Don Byron's Bug Music
Byron says the title “Bug Music” comes from an old episode of The Flintstones, in which Fred, Wilma, and all the other cavemen and women of Bedford are nauseated by the new “Bug Music with them four insects”—a parody at the time of the Beatles. Just as most adults (real and cartoon) initially hated the Beatles, so many still don’t get Raymond Scott (whose music later became famous as the soundtrack for Carl Stallings cartoons) or even very early Ellington. (The lively but rarely covered Duke tunes he plays here are “The Dicty Glide,” “Cotton Club Stomp,” and “Blue Bubbles.”) I vaguely remember an interview in which Byron said he also made the album as a response to the “neo-classical” jazz leaders of the day (especially Wynton Marsalis) who, in the process of turning the Duke into a sacred figure, destroyed all of his fizz. (Marsalis and his Lincoln Center Jazz Orchestra have since improved on his score.)

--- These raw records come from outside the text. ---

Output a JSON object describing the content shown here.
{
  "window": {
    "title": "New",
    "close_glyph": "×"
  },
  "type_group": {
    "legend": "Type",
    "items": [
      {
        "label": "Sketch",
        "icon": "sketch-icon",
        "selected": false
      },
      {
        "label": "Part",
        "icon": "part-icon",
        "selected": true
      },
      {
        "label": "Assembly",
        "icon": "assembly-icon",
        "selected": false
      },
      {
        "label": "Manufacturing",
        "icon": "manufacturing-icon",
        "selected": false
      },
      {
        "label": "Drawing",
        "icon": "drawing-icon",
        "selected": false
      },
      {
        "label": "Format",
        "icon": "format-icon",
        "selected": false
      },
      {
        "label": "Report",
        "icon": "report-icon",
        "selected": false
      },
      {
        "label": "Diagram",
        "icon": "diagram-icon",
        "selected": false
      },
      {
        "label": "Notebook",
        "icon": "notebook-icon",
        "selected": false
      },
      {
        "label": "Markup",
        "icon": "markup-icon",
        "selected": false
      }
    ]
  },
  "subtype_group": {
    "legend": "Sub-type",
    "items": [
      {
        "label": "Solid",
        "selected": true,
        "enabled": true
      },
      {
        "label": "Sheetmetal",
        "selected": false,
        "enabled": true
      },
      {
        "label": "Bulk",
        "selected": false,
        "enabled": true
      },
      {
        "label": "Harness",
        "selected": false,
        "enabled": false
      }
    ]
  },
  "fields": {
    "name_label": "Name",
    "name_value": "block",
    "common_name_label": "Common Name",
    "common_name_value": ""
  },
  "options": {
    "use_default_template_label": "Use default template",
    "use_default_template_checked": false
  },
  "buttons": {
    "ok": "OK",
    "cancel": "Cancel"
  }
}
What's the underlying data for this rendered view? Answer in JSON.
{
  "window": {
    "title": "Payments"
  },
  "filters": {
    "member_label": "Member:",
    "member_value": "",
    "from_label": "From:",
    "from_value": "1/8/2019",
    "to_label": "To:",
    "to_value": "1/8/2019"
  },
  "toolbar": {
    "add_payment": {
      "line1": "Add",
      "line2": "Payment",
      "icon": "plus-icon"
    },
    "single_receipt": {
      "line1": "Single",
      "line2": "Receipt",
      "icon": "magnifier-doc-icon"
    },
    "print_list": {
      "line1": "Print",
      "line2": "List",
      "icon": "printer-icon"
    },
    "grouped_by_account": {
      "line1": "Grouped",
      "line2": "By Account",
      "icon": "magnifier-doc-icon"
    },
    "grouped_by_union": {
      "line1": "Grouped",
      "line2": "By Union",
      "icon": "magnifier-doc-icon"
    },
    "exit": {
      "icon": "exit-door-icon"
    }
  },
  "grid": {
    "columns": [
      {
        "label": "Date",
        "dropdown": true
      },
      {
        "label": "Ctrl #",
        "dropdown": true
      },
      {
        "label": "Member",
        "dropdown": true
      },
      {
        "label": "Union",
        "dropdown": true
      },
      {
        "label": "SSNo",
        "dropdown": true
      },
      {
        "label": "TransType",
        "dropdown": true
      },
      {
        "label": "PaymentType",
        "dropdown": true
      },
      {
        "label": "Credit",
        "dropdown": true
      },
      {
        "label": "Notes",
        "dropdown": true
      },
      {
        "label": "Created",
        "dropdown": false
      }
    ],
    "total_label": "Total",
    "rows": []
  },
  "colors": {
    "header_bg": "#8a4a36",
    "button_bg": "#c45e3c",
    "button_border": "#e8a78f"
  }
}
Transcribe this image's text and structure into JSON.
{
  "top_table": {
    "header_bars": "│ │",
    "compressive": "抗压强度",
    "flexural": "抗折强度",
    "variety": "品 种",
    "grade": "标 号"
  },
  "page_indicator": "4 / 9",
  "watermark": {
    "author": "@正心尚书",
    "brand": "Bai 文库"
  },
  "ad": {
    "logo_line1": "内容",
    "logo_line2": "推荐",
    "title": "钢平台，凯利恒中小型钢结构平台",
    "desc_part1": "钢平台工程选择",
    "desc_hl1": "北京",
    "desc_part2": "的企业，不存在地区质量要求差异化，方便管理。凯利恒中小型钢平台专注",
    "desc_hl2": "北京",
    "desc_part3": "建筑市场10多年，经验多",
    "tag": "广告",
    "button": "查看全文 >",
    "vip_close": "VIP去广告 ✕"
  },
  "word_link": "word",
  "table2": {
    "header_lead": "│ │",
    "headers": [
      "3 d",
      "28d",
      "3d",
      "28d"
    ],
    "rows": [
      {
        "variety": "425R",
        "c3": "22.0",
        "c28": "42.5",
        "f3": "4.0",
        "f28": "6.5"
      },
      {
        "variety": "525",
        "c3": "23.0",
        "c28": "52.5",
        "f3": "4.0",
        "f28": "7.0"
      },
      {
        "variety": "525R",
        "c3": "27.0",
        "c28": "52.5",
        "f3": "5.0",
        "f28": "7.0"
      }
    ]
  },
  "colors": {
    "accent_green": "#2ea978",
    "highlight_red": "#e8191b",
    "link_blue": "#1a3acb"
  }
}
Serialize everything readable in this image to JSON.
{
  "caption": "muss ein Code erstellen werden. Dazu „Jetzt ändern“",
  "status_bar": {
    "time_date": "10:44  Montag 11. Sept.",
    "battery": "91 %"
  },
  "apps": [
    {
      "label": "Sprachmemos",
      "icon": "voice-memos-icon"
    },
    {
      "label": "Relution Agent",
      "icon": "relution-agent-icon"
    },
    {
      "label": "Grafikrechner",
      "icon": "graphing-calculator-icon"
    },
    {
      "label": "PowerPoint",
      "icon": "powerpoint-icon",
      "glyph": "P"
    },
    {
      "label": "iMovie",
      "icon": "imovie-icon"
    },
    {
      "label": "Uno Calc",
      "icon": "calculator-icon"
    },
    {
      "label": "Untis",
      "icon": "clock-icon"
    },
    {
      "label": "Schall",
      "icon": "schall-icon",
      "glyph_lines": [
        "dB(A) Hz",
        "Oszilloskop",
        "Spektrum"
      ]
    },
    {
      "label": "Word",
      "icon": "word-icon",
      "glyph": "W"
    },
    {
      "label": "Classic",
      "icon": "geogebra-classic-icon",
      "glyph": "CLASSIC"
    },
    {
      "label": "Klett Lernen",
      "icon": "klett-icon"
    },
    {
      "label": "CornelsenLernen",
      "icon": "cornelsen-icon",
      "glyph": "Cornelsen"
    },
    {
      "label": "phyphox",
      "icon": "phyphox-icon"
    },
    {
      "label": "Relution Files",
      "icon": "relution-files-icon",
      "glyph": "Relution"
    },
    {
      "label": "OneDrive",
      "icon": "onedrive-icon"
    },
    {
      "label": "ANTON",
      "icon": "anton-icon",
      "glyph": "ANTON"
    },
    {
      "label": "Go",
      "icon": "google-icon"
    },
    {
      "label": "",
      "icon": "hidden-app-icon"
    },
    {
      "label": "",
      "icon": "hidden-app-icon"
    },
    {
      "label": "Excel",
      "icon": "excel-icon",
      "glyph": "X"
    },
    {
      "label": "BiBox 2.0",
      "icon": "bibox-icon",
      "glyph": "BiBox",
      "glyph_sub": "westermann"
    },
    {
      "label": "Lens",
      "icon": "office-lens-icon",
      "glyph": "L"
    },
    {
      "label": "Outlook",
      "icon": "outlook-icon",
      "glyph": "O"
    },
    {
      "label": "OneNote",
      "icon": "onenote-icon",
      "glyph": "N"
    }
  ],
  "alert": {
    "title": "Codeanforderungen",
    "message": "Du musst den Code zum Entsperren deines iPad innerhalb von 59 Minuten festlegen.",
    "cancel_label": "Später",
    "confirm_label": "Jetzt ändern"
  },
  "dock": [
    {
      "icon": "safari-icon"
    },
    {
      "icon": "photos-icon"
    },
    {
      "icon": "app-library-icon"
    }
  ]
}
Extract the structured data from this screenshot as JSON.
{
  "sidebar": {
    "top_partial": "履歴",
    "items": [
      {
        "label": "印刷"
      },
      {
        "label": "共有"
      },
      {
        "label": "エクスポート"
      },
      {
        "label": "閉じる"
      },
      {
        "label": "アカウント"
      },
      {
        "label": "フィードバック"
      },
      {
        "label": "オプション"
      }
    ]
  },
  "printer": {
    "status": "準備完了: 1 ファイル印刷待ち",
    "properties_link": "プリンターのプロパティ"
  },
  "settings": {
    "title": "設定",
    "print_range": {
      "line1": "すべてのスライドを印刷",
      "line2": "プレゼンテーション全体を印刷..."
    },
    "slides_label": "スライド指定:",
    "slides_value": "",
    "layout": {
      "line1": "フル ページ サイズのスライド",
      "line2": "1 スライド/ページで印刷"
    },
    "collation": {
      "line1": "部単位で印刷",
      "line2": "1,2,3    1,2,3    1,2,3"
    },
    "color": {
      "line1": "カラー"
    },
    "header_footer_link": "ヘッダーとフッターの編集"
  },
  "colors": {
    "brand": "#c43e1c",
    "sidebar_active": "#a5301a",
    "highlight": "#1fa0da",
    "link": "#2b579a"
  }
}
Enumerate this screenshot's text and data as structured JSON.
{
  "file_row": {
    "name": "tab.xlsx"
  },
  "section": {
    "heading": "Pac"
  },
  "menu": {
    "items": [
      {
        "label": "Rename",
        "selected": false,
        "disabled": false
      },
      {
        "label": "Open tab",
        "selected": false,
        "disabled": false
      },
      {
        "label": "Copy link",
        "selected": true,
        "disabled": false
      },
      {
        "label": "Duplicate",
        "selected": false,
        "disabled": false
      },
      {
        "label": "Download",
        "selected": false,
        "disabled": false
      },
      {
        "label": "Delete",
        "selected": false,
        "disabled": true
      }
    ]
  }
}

Yet Byron made, and still makes, a compelling case that this music is as intricate, appealing, in some ways primitive, in other ways amazingly sophisticated, as anything deserving our attention. It’s fast, wildly fun, and eye-blinkingly difficult—and Byron and his sextet kept it both airtight and raucously loose: an even harder combination to sustain. His band at the Standard was different from the one on the album, except for pianist Uri Caine (who has no peer at this sort of thing), yet they too were a top-notch crew (Rob DeBellis, reeds; Ralph Alessi, trumpet; Mark Helias, bass; Ben Wittman, drums), and they played with no shortage of vim.
Byron is the most virtuosic and versatile of jazz clarinetists, and the gig was part of a weeklong stay at the Standard—in celebration of his 50th birthday—featuring a different Byron-led band each night. He has rarely played Bug Music in public all these years, and I hope the full house and its rowdy cheers convinced him to do it some more.